Page:Marivaux - Théâtre, vol. I.djvu/323

La bibliothèque libre.
Le texte de cette page a été corrigé et est conforme au fac-similé.

La Marquise.

Ah ! je demeurerai neutre, si la querelle continue ; car je m’imagine que vous ne voudrez pas la recommencer : nos occupations vous ennuient, n’est-il pas vrai ?

Le Chevalier.

Il faut être plus tranquille que je ne suis, pour réussir à s’amuser.

La Marquise.

Ne vous gênez point, chevalier, vivons sans façon ; vous voulez peut-être être seul : adieu, je vous laisse.

Le Chevalier.

Il n’y a plus de situation qui ne me soit à charge.

La Marquise.

Je voudrais de tout mon cœur pouvoir vous calmer l’esprit.

(Elle part lentement.)

Le Chevalier, pendant qu’elle marche.

Ah ! je m’attendais à plus de repos quand j’ai rompu mon voyage ; je ne ferai plus de projets, je vois bien que je rebute le monde.
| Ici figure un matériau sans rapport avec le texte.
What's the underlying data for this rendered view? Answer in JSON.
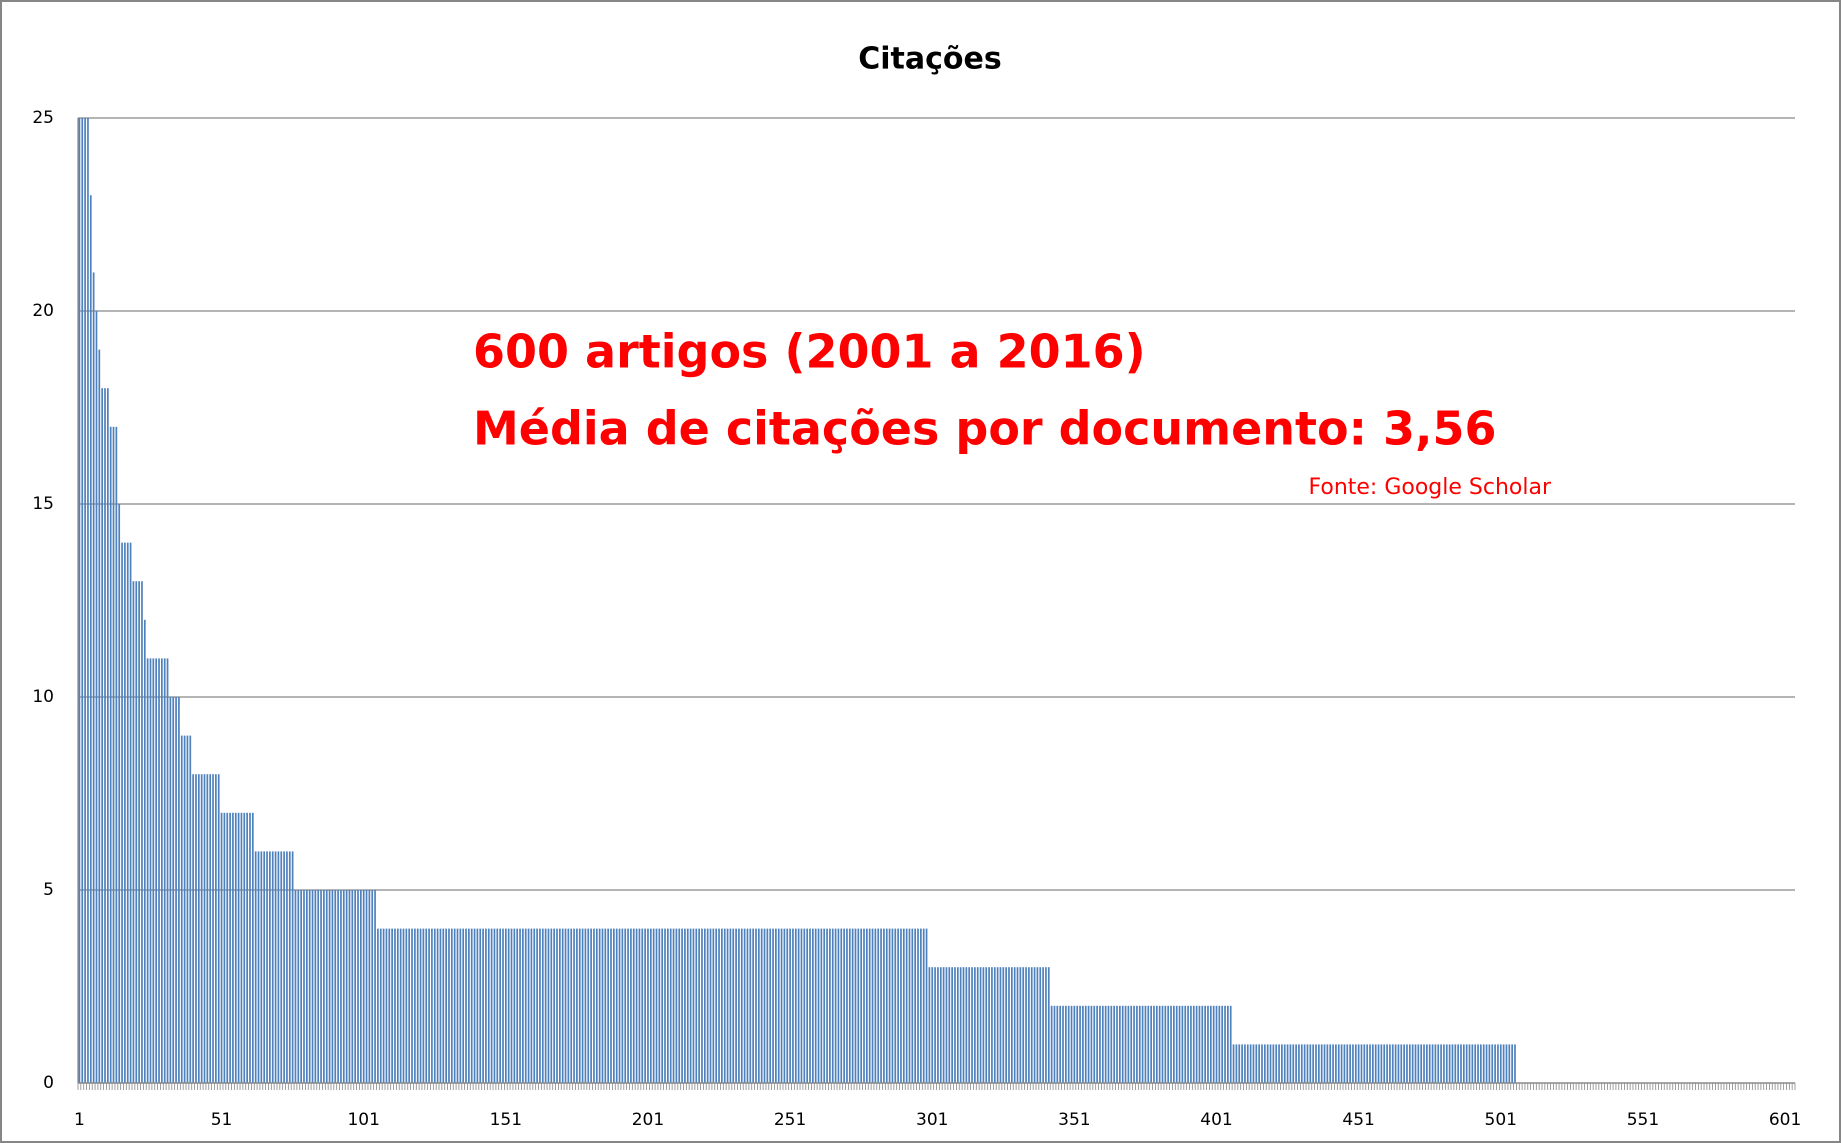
{
  "chart_data": {
    "type": "bar",
    "title": "Citações",
    "annotations": [
      "600 artigos (2001 a 2016)",
      "Média de citações por documento: 3,56",
      "Fonte: Google Scholar"
    ],
    "categories": [
      "1",
      null,
      null,
      null,
      null,
      null,
      null,
      null,
      null,
      null,
      null,
      null,
      null,
      null,
      null,
      null,
      null,
      null,
      null,
      null,
      null,
      null,
      null,
      null,
      null,
      null,
      null,
      null,
      null,
      null,
      null,
      null,
      null,
      null,
      null,
      null,
      null,
      null,
      null,
      null,
      null,
      null,
      null,
      null,
      null,
      null,
      null,
      null,
      null,
      null,
      "51",
      null,
      null,
      null,
      null,
      null,
      null,
      null,
      null,
      null,
      null,
      null,
      null,
      null,
      null,
      null,
      null,
      null,
      null,
      null,
      null,
      null,
      null,
      null,
      null,
      null,
      null,
      null,
      null,
      null,
      null,
      null,
      null,
      null,
      null,
      null,
      null,
      null,
      null,
      null,
      null,
      null,
      null,
      null,
      null,
      null,
      null,
      null,
      null,
      null,
      "101",
      null,
      null,
      null,
      null,
      null,
      null,
      null,
      null,
      null,
      null,
      null,
      null,
      null,
      null,
      null,
      null,
      null,
      null,
      null,
      null,
      null,
      null,
      null,
      null,
      null,
      null,
      null,
      null,
      null,
      null,
      null,
      null,
      null,
      null,
      null,
      null,
      null,
      null,
      null,
      null,
      null,
      null,
      null,
      null,
      null,
      null,
      null,
      null,
      null,
      "151",
      null,
      null,
      null,
      null,
      null,
      null,
      null,
      null,
      null,
      null,
      null,
      null,
      null,
      null,
      null,
      null,
      null,
      null,
      null,
      null,
      null,
      null,
      null,
      null,
      null,
      null,
      null,
      null,
      null,
      null,
      null,
      null,
      null,
      null,
      null,
      null,
      null,
      null,
      null,
      null,
      null,
      null,
      null,
      null,
      null,
      null,
      null,
      null,
      null,
      "201",
      null,
      null,
      null,
      null,
      null,
      null,
      null,
      null,
      null,
      null,
      null,
      null,
      null,
      null,
      null,
      null,
      null,
      null,
      null,
      null,
      null,
      null,
      null,
      null,
      null,
      null,
      null,
      null,
      null,
      null,
      null,
      null,
      null,
      null,
      null,
      null,
      null,
      null,
      null,
      null,
      null,
      null,
      null,
      null,
      null,
      null,
      null,
      null,
      null,
      "251",
      null,
      null,
      null,
      null,
      null,
      null,
      null,
      null,
      null,
      null,
      null,
      null,
      null,
      null,
      null,
      null,
      null,
      null,
      null,
      null,
      null,
      null,
      null,
      null,
      null,
      null,
      null,
      null,
      null,
      null,
      null,
      null,
      null,
      null,
      null,
      null,
      null,
      null,
      null,
      null,
      null,
      null,
      null,
      null,
      null,
      null,
      null,
      null,
      null,
      "301",
      null,
      null,
      null,
      null,
      null,
      null,
      null,
      null,
      null,
      null,
      null,
      null,
      null,
      null,
      null,
      null,
      null,
      null,
      null,
      null,
      null,
      null,
      null,
      null,
      null,
      null,
      null,
      null,
      null,
      null,
      null,
      null,
      null,
      null,
      null,
      null,
      null,
      null,
      null,
      null,
      null,
      null,
      null,
      null,
      null,
      null,
      null,
      null,
      null,
      "351",
      null,
      null,
      null,
      null,
      null,
      null,
      null,
      null,
      null,
      null,
      null,
      null,
      null,
      null,
      null,
      null,
      null,
      null,
      null,
      null,
      null,
      null,
      null,
      null,
      null,
      null,
      null,
      null,
      null,
      null,
      null,
      null,
      null,
      null,
      null,
      null,
      null,
      null,
      null,
      null,
      null,
      null,
      null,
      null,
      null,
      null,
      null,
      null,
      null,
      "401",
      null,
      null,
      null,
      null,
      null,
      null,
      null,
      null,
      null,
      null,
      null,
      null,
      null,
      null,
      null,
      null,
      null,
      null,
      null,
      null,
      null,
      null,
      null,
      null,
      null,
      null,
      null,
      null,
      null,
      null,
      null,
      null,
      null,
      null,
      null,
      null,
      null,
      null,
      null,
      null,
      null,
      null,
      null,
      null,
      null,
      null,
      null,
      null,
      null,
      "451",
      null,
      null,
      null,
      null,
      null,
      null,
      null,
      null,
      null,
      null,
      null,
      null,
      null,
      null,
      null,
      null,
      null,
      null,
      null,
      null,
      null,
      null,
      null,
      null,
      null,
      null,
      null,
      null,
      null,
      null,
      null,
      null,
      null,
      null,
      null,
      null,
      null,
      null,
      null,
      null,
      null,
      null,
      null,
      null,
      null,
      null,
      null,
      null,
      null,
      "501",
      null,
      null,
      null,
      null,
      null,
      null,
      null,
      null,
      null,
      null,
      null,
      null,
      null,
      null,
      null,
      null,
      null,
      null,
      null,
      null,
      null,
      null,
      null,
      null,
      null,
      null,
      null,
      null,
      null,
      null,
      null,
      null,
      null,
      null,
      null,
      null,
      null,
      null,
      null,
      null,
      null,
      null,
      null,
      null,
      null,
      null,
      null,
      null,
      null,
      "551",
      null,
      null,
      null,
      null,
      null,
      null,
      null,
      null,
      null,
      null,
      null,
      null,
      null,
      null,
      null,
      null,
      null,
      null,
      null,
      null,
      null,
      null,
      null,
      null,
      null,
      null,
      null,
      null,
      null,
      null,
      null,
      null,
      null,
      null,
      null,
      null,
      null,
      null,
      null,
      null,
      null,
      null,
      null,
      null,
      null,
      null,
      null,
      null,
      null,
      "601",
      null,
      null,
      null
    ],
    "values": [
      25,
      25,
      25,
      25,
      23,
      21,
      20,
      19,
      18,
      18,
      18,
      17,
      17,
      17,
      15,
      14,
      14,
      14,
      14,
      13,
      13,
      13,
      13,
      12,
      11,
      11,
      11,
      11,
      11,
      11,
      11,
      11,
      10,
      10,
      10,
      10,
      9,
      9,
      9,
      9,
      8,
      8,
      8,
      8,
      8,
      8,
      8,
      8,
      8,
      8,
      7,
      7,
      7,
      7,
      7,
      7,
      7,
      7,
      7,
      7,
      7,
      7,
      6,
      6,
      6,
      6,
      6,
      6,
      6,
      6,
      6,
      6,
      6,
      6,
      6,
      6,
      5,
      5,
      5,
      5,
      5,
      5,
      5,
      5,
      5,
      5,
      5,
      5,
      5,
      5,
      5,
      5,
      5,
      5,
      5,
      5,
      5,
      5,
      5,
      5,
      5,
      5,
      5,
      5,
      5,
      4,
      4,
      4,
      4,
      4,
      4,
      4,
      4,
      4,
      4,
      4,
      4,
      4,
      4,
      4,
      4,
      4,
      4,
      4,
      4,
      4,
      4,
      4,
      4,
      4,
      4,
      4,
      4,
      4,
      4,
      4,
      4,
      4,
      4,
      4,
      4,
      4,
      4,
      4,
      4,
      4,
      4,
      4,
      4,
      4,
      4,
      4,
      4,
      4,
      4,
      4,
      4,
      4,
      4,
      4,
      4,
      4,
      4,
      4,
      4,
      4,
      4,
      4,
      4,
      4,
      4,
      4,
      4,
      4,
      4,
      4,
      4,
      4,
      4,
      4,
      4,
      4,
      4,
      4,
      4,
      4,
      4,
      4,
      4,
      4,
      4,
      4,
      4,
      4,
      4,
      4,
      4,
      4,
      4,
      4,
      4,
      4,
      4,
      4,
      4,
      4,
      4,
      4,
      4,
      4,
      4,
      4,
      4,
      4,
      4,
      4,
      4,
      4,
      4,
      4,
      4,
      4,
      4,
      4,
      4,
      4,
      4,
      4,
      4,
      4,
      4,
      4,
      4,
      4,
      4,
      4,
      4,
      4,
      4,
      4,
      4,
      4,
      4,
      4,
      4,
      4,
      4,
      4,
      4,
      4,
      4,
      4,
      4,
      4,
      4,
      4,
      4,
      4,
      4,
      4,
      4,
      4,
      4,
      4,
      4,
      4,
      4,
      4,
      4,
      4,
      4,
      4,
      4,
      4,
      4,
      4,
      4,
      4,
      4,
      4,
      4,
      4,
      4,
      4,
      4,
      4,
      4,
      4,
      4,
      4,
      4,
      4,
      4,
      4,
      4,
      4,
      4,
      4,
      4,
      3,
      3,
      3,
      3,
      3,
      3,
      3,
      3,
      3,
      3,
      3,
      3,
      3,
      3,
      3,
      3,
      3,
      3,
      3,
      3,
      3,
      3,
      3,
      3,
      3,
      3,
      3,
      3,
      3,
      3,
      3,
      3,
      3,
      3,
      3,
      3,
      3,
      3,
      3,
      3,
      3,
      3,
      3,
      2,
      2,
      2,
      2,
      2,
      2,
      2,
      2,
      2,
      2,
      2,
      2,
      2,
      2,
      2,
      2,
      2,
      2,
      2,
      2,
      2,
      2,
      2,
      2,
      2,
      2,
      2,
      2,
      2,
      2,
      2,
      2,
      2,
      2,
      2,
      2,
      2,
      2,
      2,
      2,
      2,
      2,
      2,
      2,
      2,
      2,
      2,
      2,
      2,
      2,
      2,
      2,
      2,
      2,
      2,
      2,
      2,
      2,
      2,
      2,
      2,
      2,
      2,
      2,
      1,
      1,
      1,
      1,
      1,
      1,
      1,
      1,
      1,
      1,
      1,
      1,
      1,
      1,
      1,
      1,
      1,
      1,
      1,
      1,
      1,
      1,
      1,
      1,
      1,
      1,
      1,
      1,
      1,
      1,
      1,
      1,
      1,
      1,
      1,
      1,
      1,
      1,
      1,
      1,
      1,
      1,
      1,
      1,
      1,
      1,
      1,
      1,
      1,
      1,
      1,
      1,
      1,
      1,
      1,
      1,
      1,
      1,
      1,
      1,
      1,
      1,
      1,
      1,
      1,
      1,
      1,
      1,
      1,
      1,
      1,
      1,
      1,
      1,
      1,
      1,
      1,
      1,
      1,
      1,
      1,
      1,
      1,
      1,
      1,
      1,
      1,
      1,
      1,
      1,
      1,
      1,
      1,
      1,
      1,
      1,
      1,
      1,
      1,
      1,
      0,
      0,
      0,
      0,
      0,
      0,
      0,
      0,
      0,
      0,
      0,
      0,
      0,
      0,
      0,
      0,
      0,
      0,
      0,
      0,
      0,
      0,
      0,
      0,
      0,
      0,
      0,
      0,
      0,
      0,
      0,
      0,
      0,
      0,
      0,
      0,
      0,
      0,
      0,
      0,
      0,
      0,
      0,
      0,
      0,
      0,
      0,
      0,
      0,
      0,
      0,
      0,
      0,
      0,
      0,
      0,
      0,
      0,
      0,
      0,
      0,
      0,
      0,
      0,
      0,
      0,
      0,
      0,
      0,
      0,
      0,
      0,
      0,
      0,
      0,
      0,
      0,
      0,
      0,
      0,
      0,
      0,
      0,
      0,
      0,
      0,
      0,
      0,
      0,
      0,
      0,
      0,
      0,
      0,
      0,
      0,
      0,
      0
    ],
    "color": "#4f81bd",
    "annotation_color": "#ff0000",
    "ylim": [
      0,
      25
    ],
    "yticks": [
      0,
      5,
      10,
      15,
      20,
      25
    ],
    "grid": true
  }
}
La Marquise, s’arrêtant au milieu du théâtre.

Ce que je lui entends dire là me touche ; il ne serait pas généreux de le quitter dans cet état-là. (Elle revient.) Non, chevalier, vous ne me rebutez point ; ne cédez point à votre douleur : tantôt vous partagiez mes chagrins, vous étiez sensible à la part que je prenais aux vôtres, pourquoi n’êtes-vous plus de même ? C’est cela qui me rebuterait, par exemple, car la véritable amitié veut qu’on fasse quelque chose pour elle, elle veut consoler.